Now when other webmasters copy my URLs out of their browser to create a hyperlink back to one of my pages, they always get a URL that is free of query string parameters, so this solution eliminated the split link equity problem and reporting inaccuracies. In the above example my produtpage would now get credit for all 175 back links.
AND for this type of internal tracking, I don't have to include a 301 redirect to eliminate the tracking code from the URL...
Sometimes it's impossible to avoid using query string parameters to pass tracking codes and their values. Query string parameters are appropriate when you want to pass a tracking code from an external site to a page on your site when a consumer clicks on a link on the external site. They are also appropriate if you have to be 100% accurate in counting clicks.
The site I inherited had plenty of these external tracking codes as well. I modified the scripting code described above that handled the internal tracking codes so that it also handles tracking codes passed in from external sites as query string parameters. I modified it so that it first looks to see if the requested URL has tracking codes in the query string. If so it creates a cookie for each of the trackingcode:value pairs, strips them out of the URL, and then 301 redirects to the clean URL. If no tracking codes are found in the URL (which will be the case after they've been logged, stripped from the URL and redirected to the clean URL) then the code checks for tracking cookies. If found they are logged so the web traffic analyzer software can reassociate it with the URL for reporting, and possibly clears the cookie as described above.
Sorry so long but based on your questions I thought you might want a little detail... ;)
[edited by: ZydoSEO at 6:06 am (utc) on Dec. 5, 2008]
Could I ask for you advice?
I have a site with many, many affiliate URL's
for example
www.mydomain.com/?Campaign=abcde
www.mydomain.com/?Campaign=feghi
www.mydomain.com/?Campaign=xyz
I want to maximise the benafit of all the links. Is there benefit from 301 redirecting the URL's with the tracking code to the clean URL?
Or should I use the hash tag approach, eg
www.mydomain.com/#Campaign=abcde
www.mydomain.com/#Campaign=feghi
www.mydomain.com/#Campaign=xyz
Has anyone actually done either of the above? Did it work?
This article says that Google takes into account tracking parameters in URL's: [googlewebmastercentral.blogspot.com...]
and when I google with info:www.mydomain.com/?Campaign=xyz Google lists the clean domain name www.mydomain.com
So, I'd love to hear from you if you've actually addressed this issue for affliate links with tracking paramaters in the URL AND seen a postive benefit.
[webmasterworld.com...]
The question is if Google sees a URL with a unique tracking parameter on an external site as unique?

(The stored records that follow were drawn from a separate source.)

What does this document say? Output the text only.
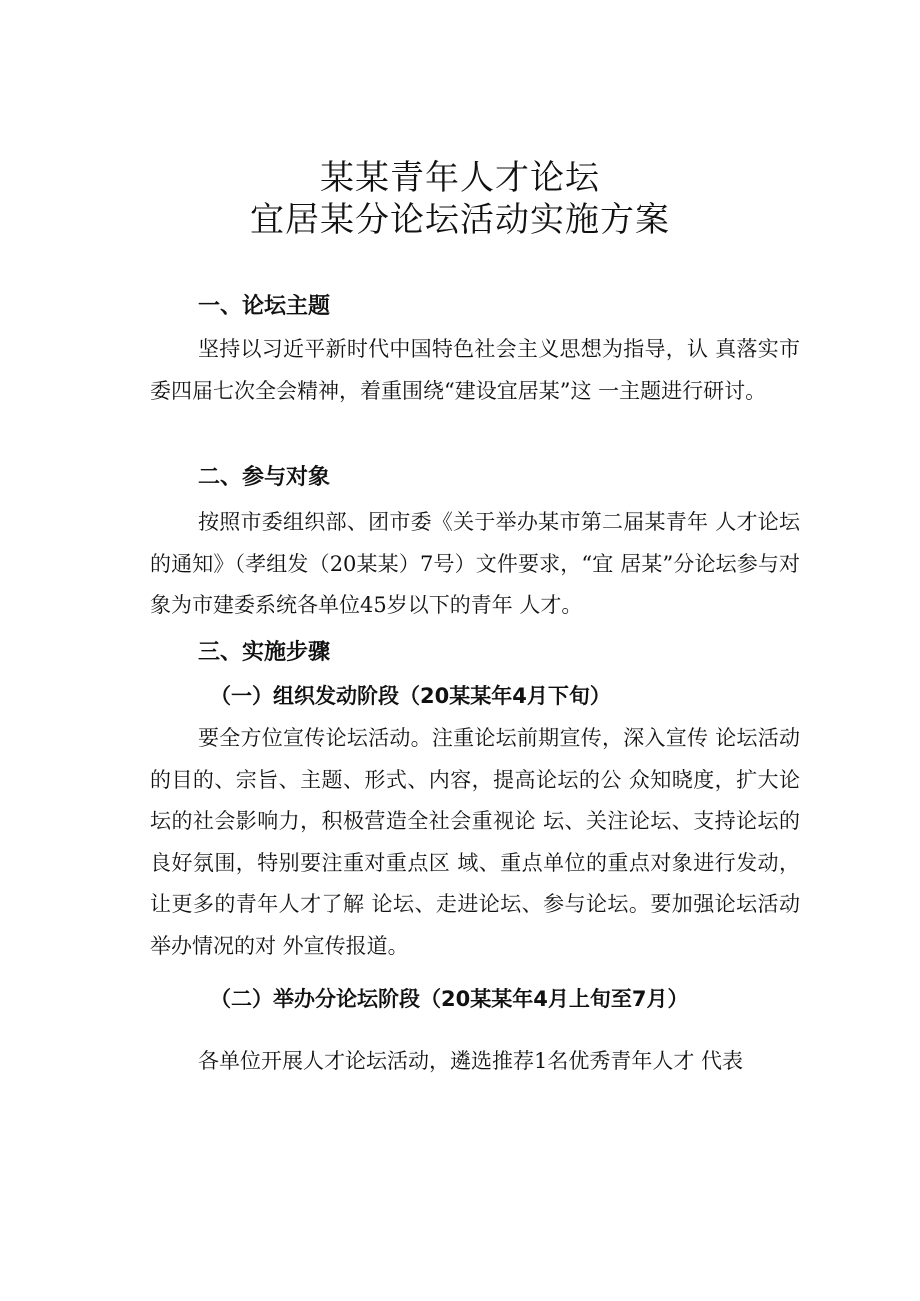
某某青年人才论坛
宜居某分论坛活动实施方案
一、论坛主题

坚持以习近平新时代中国特色社会主义思想为指导，认 真落实市委四届七次全会精神，着重围绕“建设宜居某”这 一主题进行研讨。

二、参与对象

按照市委组织部、团市委《关于举办某市第二届某青年 人才论坛的通知》（孝组发（20某某）7号）文件要求，“宜 居某”分论坛参与对象为市建委系统各单位45岁以下的青年 人才。

三、实施步骤
（一）组织发动阶段（20某某年4月下旬）

要全方位宣传论坛活动。注重论坛前期宣传，深入宣传 论坛活动的目的、宗旨、主题、形式、内容，提高论坛的公 众知晓度，扩大论坛的社会影响力，积极营造全社会重视论 坛、关注论坛、支持论坛的良好氛围，特别要注重对重点区 域、重点单位的重点对象进行发动，让更多的青年人才了解 论坛、走进论坛、参与论坛。要加强论坛活动举办情况的对 外宣传报道。

（二）举办分论坛阶段（20某某年4月上旬至7月）

各单位开展人才论坛活动，遴选推荐1名优秀青年人才 代表
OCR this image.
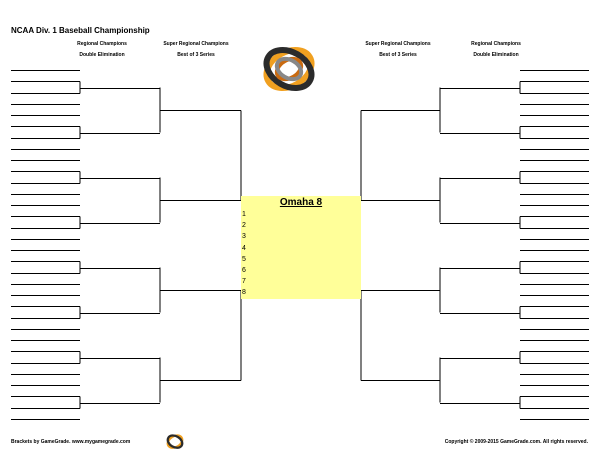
NCAA Div. 1 Baseball Championship
Regional Champions
Double Elimination
Super Regional Champions
Best of 3 Series
Super Regional Champions
Best of 3 Series
Regional Champions
Double Elimination
Omaha 8
1
2
3
4
5
6
7
8
Brackets by GameGrade. www.mygamegrade.com	Copyright © 2009-2015 GameGrade.com. All rights reserved.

Example -links from external websites:
www.mydomain.com/?Campaign=abcde
www.mydomain.com/?Campaign=feghi
www.mydomain.com/?Campaign=xyz
Are all these unique as far as Google is conecerned?
Has anyone tested the effect of using hash tags or 301 redirects to optimise external link juice?
canonical tag is only for use on pages within a single site
That's definitely true but it doesn't change my comment. If the TARGET site uses the canonical tag, then no matter what extra parameters are on the LINKING site, the juice that those duplicate urls generate should be combined in Google's back end.
Yes, historically those urls are considered to be different by search engines - they certainly are different technically, and they can serve different content. Google has been working to combine them, but the algo may not always get it right. Giving them explicit instructions
All my URL's from 3rd party sites link to the home page - each contains a tracking parameter, each link shows the same content.
So you're saying that I should add the canonical tag to my home page as this will make sure the search engines recoginise this as the main page, and so pass on all the link juice?